Small capitalization-weighted exchange traded funds underperformed their large-cap peers this year but could lead next year as the U.S. economy continues to expand.
The iShares Russell 2000 ETF (NYSEArca: IWM) has increased 0.4% year-to-date, while the S&P 500 index is up 10.5%. [Small-Cap ETFs Pick Up Speed Ahead Of Seasonally Strong Period]
Despite another strong year for the U.S. economy, small-capitalization stocks are falling behind after the overly optimistic bets in 2013 and a structural bias toward smaller stocks, reports Stephen Foley for Financial Times.
Going into 2014, many chased strong performance in small-cap strategies, driving up valuations, but Russell 2000 companies actually saw earnings fall last year. Consequently, valuations were stretched coming into 2014.

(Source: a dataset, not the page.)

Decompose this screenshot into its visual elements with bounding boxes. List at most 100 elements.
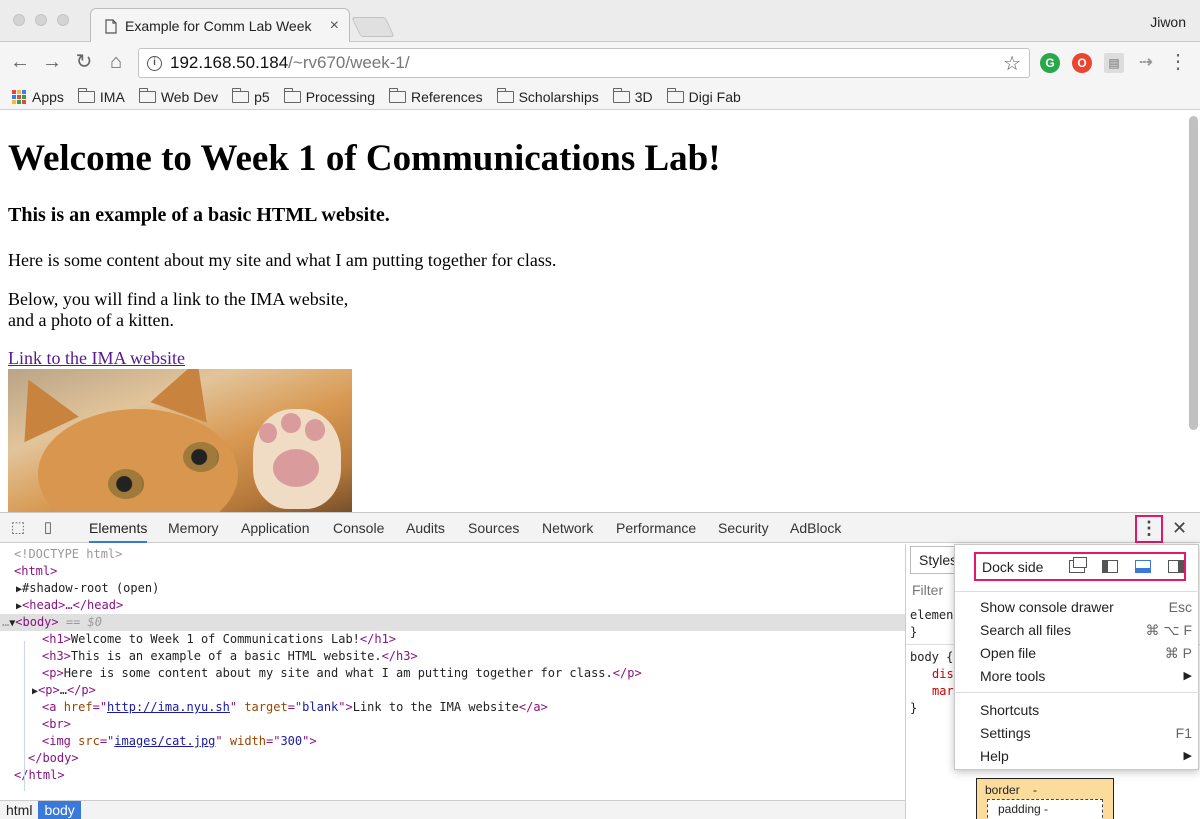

For instance, small-caps’ 12-month forward price-to-earnings multiple was at around 19.6 at the beginning of the year, or a 27% premium to the S&P 500, according to Neuberger Berman. Currently, IWM shows a 20.9 P/E, compared to the S&P 500’s 17.4 P/E, with the valuation premium now back in line with historical norms. Nevertheless, small-caps have historically traded higher than their larger counterparts.
Looking forward to 2015, the environment may look more favorable for small-cap stocks. Smaller companies have been increasing capital expenditures, which would allow them to capitalize off an expanding economy. Small-caps are also raising cash returns to shareholders. Additionally, small-capitalization stocks are more likely to benefit from merger and acquisition activity.